My first trip to London. And I got stuck in the middle of a bunch of NetBSD people.
The bar at the Hilton Hotel was full of techies. The friendly glare from their laptops provided a familiar environment.
The geek skills of the hotel people were amazing. They even served ice cubes in a glass in the bar, and I got served ahead of the loooong line of thirsty techies. The sight of a plush penguin on their bar desk may be what prompted them into action.
Midcom is about punching holes in firewalls and then closing the pinholes without the bad guys coming in. Session oriented protocols like SIP and HTTP are the main problem (session in HTTP is a pain anyway, but ours not to argue why), and the solution is to violate layering. Authorization and state-keeping are messy parts of the world.
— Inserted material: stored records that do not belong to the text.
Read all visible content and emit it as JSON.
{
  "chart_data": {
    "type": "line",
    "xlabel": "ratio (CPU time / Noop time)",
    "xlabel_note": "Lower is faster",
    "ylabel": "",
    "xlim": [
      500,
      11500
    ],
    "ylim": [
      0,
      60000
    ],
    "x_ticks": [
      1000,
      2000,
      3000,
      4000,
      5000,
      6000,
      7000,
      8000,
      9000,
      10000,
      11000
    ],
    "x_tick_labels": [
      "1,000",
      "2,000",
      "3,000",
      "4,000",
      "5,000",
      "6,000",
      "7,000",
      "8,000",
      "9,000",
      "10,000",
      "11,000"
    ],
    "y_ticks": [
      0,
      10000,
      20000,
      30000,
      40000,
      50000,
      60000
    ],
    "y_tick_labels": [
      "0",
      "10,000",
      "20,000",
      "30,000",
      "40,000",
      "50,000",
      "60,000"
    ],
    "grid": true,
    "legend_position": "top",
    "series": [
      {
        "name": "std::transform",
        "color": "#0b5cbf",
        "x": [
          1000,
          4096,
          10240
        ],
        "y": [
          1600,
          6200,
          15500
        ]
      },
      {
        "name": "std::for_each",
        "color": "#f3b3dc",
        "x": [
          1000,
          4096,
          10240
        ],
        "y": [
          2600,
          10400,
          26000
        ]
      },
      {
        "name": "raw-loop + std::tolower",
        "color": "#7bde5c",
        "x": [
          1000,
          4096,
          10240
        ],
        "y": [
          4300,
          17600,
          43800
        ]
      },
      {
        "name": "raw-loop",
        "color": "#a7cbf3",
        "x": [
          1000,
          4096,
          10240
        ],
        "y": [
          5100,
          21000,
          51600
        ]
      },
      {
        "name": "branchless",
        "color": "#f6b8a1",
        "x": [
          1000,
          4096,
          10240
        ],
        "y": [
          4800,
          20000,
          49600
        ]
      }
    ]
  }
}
Short summary of the discussion on the mailing list prior to the meeting:
On the bright side, there was facts on protocol comparison. And any ASCII-based encoding will leak to end users, and it will be ugly (extra points to those of us who remember QP and =F8 ).
My person, Ingrid, has been involved in web proxy caching and web replication. Quite entertaining. Resource update protocol is something to ship around iff you live an updated life.
The OPES crowd admitted to having a problem with bad language, they want to be Open Pluggable Endpoint Services, not Edge (Life at the Edge is a bit demanding for non-avians). Authorization required for execution of code. Try to do both trans-coding and call-out. Munch and mangle the web objects before serving to end user.
This Internet thing is really catching on. People used to play Solitaire when they were in boring meetings, but today they read their local newspaper on web.
Security pixie dust was handed out by several persons. It remains to be seen whether or not the Internet feels better.
DNS and how DNS interacts with protocols and services was on the table for discussion. After the discussion, the heads of people were on the table.
"Don't stand on the toes of giants" Jon Crowcroft discussing what is to learn from the hourglass model.